Capital region up in arms over municipal countervailing scheme

Christian Wenande
February 2nd, 2018

This article is more than 5 years old.

Dozens of municipalities complain that too much money is going to Jutland

The appeal to Parliament (photo: Albertslund Kommune)

Should you have picked up Berlingske or Politiken newspapers this morning, you might have come across an interesting full-page ad.

The ad was paid for by 34 municipalities from the Capital Region that feel the so-called ‘udligningsordningen’ (‘countervailing scheme’) – which aims to reduce the economic differences between Danish municipalities – has gone too far.

“Over the past many years, Parliament has moved more and more money from the capital area to Jutland. The amount has doubled since 2007 and has reached 13.3 billion kroner in 2018 … Stop this differential treatment now,” the ad read.

READ MORE: DR willing to replace media licence with a tax

Simpler by 2019
The ad also referred to a press release released by Frederikshavn on January 19 in a bid to attract state workers to the Jutland municipality. It highlighted that families would have more money at their disposal after the usual expenses were paid compared to Lyngby-Taarbæk Municipality in the Capital Region.

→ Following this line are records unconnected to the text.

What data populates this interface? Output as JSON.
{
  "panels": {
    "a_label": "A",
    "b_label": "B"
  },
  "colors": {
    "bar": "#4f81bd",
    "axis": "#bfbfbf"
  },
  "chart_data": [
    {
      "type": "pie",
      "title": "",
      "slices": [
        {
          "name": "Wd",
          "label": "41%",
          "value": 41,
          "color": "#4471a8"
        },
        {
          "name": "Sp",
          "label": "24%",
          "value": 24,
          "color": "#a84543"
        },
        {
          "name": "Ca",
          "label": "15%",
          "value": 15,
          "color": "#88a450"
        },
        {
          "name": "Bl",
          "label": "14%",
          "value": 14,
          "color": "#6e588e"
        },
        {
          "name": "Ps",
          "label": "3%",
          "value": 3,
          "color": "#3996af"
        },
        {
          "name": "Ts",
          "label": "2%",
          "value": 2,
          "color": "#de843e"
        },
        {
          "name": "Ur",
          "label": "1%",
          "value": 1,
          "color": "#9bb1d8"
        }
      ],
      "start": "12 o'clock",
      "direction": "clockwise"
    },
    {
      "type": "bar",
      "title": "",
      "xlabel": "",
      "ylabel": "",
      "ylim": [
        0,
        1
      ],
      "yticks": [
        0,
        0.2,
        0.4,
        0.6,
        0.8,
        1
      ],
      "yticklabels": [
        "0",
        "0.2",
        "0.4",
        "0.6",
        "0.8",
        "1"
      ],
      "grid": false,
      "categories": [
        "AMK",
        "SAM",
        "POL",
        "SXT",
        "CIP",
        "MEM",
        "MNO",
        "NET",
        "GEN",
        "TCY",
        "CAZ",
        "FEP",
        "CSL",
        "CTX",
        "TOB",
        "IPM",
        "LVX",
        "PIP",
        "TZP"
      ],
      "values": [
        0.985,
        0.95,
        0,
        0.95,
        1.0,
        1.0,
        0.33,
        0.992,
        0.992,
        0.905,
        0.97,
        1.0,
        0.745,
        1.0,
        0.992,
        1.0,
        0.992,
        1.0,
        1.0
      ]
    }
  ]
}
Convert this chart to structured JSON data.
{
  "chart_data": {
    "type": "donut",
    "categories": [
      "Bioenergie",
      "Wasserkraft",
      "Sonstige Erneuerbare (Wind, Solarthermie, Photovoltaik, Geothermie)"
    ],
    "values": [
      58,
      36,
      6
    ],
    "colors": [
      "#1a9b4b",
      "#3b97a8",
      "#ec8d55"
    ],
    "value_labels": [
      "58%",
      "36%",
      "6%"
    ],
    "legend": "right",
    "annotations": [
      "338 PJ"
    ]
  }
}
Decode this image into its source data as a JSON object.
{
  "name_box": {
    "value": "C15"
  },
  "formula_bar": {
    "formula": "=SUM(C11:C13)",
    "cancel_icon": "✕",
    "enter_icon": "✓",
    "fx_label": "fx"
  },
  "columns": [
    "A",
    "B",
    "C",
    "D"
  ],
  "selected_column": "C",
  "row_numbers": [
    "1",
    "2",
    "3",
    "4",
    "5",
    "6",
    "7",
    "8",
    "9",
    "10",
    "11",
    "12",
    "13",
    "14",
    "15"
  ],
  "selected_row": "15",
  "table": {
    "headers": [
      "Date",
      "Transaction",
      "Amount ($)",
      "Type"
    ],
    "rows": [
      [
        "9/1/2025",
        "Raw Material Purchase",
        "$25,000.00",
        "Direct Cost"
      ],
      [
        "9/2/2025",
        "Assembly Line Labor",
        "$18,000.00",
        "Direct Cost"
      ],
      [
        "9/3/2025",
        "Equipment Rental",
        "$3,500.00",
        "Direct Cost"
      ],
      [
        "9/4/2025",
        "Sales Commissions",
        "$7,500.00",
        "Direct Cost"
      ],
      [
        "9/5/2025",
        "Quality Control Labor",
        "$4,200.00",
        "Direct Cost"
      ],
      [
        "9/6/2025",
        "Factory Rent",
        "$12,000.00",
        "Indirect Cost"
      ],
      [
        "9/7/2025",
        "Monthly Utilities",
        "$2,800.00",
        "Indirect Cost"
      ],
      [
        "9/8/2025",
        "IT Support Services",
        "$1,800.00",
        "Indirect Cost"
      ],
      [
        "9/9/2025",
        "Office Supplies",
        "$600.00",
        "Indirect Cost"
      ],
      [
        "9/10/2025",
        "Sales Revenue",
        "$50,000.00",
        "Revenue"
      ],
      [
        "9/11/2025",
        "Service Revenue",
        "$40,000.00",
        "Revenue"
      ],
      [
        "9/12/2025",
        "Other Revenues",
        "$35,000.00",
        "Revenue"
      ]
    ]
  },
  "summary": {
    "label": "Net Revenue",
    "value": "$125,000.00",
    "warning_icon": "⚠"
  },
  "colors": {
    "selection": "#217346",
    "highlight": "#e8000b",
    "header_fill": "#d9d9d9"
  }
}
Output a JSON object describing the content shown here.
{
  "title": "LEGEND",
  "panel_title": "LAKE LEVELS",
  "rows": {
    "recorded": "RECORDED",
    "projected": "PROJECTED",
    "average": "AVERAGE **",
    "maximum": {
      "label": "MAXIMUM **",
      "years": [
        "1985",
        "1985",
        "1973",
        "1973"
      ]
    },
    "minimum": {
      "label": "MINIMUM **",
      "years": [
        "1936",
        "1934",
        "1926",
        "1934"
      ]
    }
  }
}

The municipalities in the Capital Region don’t want to scrap udligningsordningen, they just want to make it fairer.

“We’ve had enough. From 2017 to 2018 alone, udligningsordningen increased by 1.5 billion kroner and we are in a situation in which the municipalities in Jutland want even more. We simply don’t think that this is reasonable,” Steen Christiansen, the mayor of Albertslund, told DR Nyheder.

The economy and internal affairs minister, Simon Emil Ammitzbøll-Bille, is currently looking into the contentious scheme and he has indicated that he intends to make it more simple. An agreement could be ready by the start of next year.

The 34 municipalities behind the appeal to Parliament are Albertslund, Allerød, Ballerup, Brøndby, Dragør, Egedal, Fredensborg, Frederiksberg, Frederikssund, Furesø, Gentofte, Gladsaxe, Glostrup, Greve, Gribskov, Halsnæs, Helsingør, Herlev, Hillerød, Hvidovre, Høje-Taastrup, Hørsholm, Ishøj, København, Køge, Lejre, Lyngby-Taarbæk, Roskilde, Rudersdal, Rødovre, Solrød, Stevns, Tårnby and Vallensbæk.